Like E. coli, AMB-1 also grows in liquid medium, and this medium is called Magnetic Spirillum Growth Medium (MSGM). In the medium, we added nutrient, iron source (supplying AMB-1 in magnetite formation within magnetosomes), vitamin, and mineral solution.
MSGM's ingredients
(In grams per liter)
●Succinic acid 0.74 g ●KH2PO4 0.68 g ●Sodium nitrate 0.12 g ●Sodium thioglycolate 0.1 g ●*Wolfe's vitamin solution 10 ml(stock) ●*Wolfe’s mineral solution 5 ml(stock) ●Ferric quinate solution 2 ml(0.27 g of FeCl3 and 0.19 g of quinic acid in 100 ml water) Adjust pH to 7.0 with NaOH
We also refered to an [http://www.sciencedirect.com/science/article/pii/S014102290100343X original article] published by Chen-Dong Yang, et al., which added Polypeptone and Yeast extract into MSGM and added L-cysteine instead of sodium thioglycolate, a mixture called En-rich MSGM. In <<Effects of growth medium composition, iron sources and atmospheric oxygen concentrations on production of luciferase-bacterial magnetic particle complex by a recombinant Magnetospirillum magneticum AMB-1,2001>> said that MSGM enriched with L-cysteine, yeast extract and polypeptone could enhance BMP (Bacterial Magnetic Particles) productivity. Addition of yeast extract had no effect on BMP (Bacterial Magnetic Particles) production and polypeptone only improved the final cell density and therefore slightly improved BMP (Bacterial Magnetic Particles) production, whereas L-cysteine induced cell growth!

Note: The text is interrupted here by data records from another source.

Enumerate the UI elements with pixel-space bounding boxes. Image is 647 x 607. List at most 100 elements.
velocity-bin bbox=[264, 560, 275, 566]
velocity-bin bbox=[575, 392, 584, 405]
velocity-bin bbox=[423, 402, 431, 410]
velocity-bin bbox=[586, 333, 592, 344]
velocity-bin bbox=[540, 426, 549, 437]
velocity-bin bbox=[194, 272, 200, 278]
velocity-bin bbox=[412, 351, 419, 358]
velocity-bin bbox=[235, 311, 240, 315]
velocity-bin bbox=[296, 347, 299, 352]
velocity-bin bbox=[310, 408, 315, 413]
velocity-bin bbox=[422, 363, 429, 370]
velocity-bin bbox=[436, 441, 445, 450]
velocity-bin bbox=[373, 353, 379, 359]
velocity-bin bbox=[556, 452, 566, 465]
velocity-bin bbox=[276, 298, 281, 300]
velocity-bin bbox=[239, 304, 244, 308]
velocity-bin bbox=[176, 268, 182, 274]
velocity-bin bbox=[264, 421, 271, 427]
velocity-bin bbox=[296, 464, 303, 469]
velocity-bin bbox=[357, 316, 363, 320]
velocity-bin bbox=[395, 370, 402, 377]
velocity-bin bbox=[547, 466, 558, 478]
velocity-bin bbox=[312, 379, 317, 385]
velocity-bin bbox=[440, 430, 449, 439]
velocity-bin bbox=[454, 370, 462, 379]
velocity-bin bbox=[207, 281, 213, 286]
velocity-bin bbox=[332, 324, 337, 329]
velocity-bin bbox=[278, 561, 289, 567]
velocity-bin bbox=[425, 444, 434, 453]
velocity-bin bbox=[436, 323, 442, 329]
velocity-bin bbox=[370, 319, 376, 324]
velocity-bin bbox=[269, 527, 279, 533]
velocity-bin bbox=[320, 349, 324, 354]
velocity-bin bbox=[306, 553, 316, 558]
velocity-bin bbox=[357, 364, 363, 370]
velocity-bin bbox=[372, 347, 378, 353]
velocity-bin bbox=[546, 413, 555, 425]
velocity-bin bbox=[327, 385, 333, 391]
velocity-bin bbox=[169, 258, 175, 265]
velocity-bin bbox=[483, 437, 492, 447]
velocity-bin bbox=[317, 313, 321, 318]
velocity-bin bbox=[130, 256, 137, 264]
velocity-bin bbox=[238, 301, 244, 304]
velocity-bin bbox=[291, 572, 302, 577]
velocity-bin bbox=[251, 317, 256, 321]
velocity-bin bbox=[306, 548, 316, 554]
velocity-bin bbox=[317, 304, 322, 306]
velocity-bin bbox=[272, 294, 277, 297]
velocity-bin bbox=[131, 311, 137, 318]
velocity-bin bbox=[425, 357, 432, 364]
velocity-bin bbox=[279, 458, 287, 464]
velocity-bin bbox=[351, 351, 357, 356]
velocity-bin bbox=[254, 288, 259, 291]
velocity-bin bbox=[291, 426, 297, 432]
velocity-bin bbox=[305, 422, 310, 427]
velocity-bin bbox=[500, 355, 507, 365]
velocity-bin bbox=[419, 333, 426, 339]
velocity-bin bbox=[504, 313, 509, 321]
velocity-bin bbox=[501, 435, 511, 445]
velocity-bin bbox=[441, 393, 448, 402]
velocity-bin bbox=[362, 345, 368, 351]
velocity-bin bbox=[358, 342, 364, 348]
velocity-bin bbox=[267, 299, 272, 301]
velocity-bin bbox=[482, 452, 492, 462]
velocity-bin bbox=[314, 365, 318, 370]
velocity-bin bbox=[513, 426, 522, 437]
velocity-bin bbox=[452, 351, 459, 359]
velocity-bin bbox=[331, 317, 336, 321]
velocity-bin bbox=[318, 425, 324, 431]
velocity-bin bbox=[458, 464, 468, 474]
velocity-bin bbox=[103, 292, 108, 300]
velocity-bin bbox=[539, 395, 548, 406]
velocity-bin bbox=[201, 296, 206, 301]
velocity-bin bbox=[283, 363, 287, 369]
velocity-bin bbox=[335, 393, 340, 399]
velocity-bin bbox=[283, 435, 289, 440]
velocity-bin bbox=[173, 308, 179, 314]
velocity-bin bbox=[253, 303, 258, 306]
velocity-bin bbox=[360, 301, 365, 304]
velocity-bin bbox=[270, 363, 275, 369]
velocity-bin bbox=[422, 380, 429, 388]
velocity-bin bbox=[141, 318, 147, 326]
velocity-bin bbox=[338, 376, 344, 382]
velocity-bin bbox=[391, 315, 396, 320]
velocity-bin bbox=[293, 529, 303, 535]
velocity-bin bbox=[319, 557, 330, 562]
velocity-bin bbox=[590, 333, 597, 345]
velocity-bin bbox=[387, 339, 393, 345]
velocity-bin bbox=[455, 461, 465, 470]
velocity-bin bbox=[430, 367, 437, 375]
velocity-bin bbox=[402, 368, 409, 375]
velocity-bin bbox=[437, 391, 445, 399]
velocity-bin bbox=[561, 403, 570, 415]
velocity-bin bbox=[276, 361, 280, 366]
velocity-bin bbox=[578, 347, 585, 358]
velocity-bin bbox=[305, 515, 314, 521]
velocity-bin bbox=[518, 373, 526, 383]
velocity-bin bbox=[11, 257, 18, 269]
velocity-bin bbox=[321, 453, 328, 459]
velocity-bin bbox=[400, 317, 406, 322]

En-rich MSGM's ingredients
(In grams per liter)
●Succinic acid 0.74 g ●KH2PO4 0.68 g ●Sodium nitrate 0.12 g ●*Wolfe's vitamin solution 10 ml(stock) ●*Wolfe’s mineral solution 5 ml(stock) ●Ferric quinate solution 2 ml(0.27 g of FeCl3 and 0.19 g of quinic acid in 100 ml water) ●L-cysteine 0.005%(Instead of sodium thioglycolate) ●Yeast extract 0.01% ●Polypeptone 0.02% Adjust pH to 7.0 with NaOH
Strict anaerobic conditions have been thought to facilitate BMP (Bacterial Magnetic Particles) production in AMB-1 cells. To induce AMB-1 forming magnetosome, we have to control low O2 concentration.
Electroporation So...how to insert our plasmid into the AMB-1?
After plasmid constructions were done, we need to transform them into AMB-1. Electroporation was performed with a Gene Pulser (Bio-Rad Laboratories, Richmond, Calif.), at a capacitance of 25 micro-F and a resistance of 200Ω, and 0.1-cm cuvettes. Electroporation allows cellular introduction of large highly charged molecules such as DNA which would never passively diffuse across the hydrophobic bilayer core. This phenomenon indicates that the mechanism is the creation of nm-scale water-filled holes in the membrane.
Procedure:
● Step1: Harvested and washed AMB-1 with 10 mM TES buffer containing 272 mM sucrose (pH 7.5). ● Step2: Resuspended AMB-1 in the same buffer at 10^9 cells/ml. ● Step3: Transferred to 500 micro-liter of MSGM supplemented with 20 mM Mg2+ and incubated at 27°C overnight with shaking at 100 rpm. ● Step4: Diluted in 5 ml of MSGM containing 0.7% agar. ● Step5: Plated on 1% agar in MSGM (supplied with ampicillin at 5 ug/ml or kanamycin at 2.5 ug/ml) incubated under anaerobic conditions.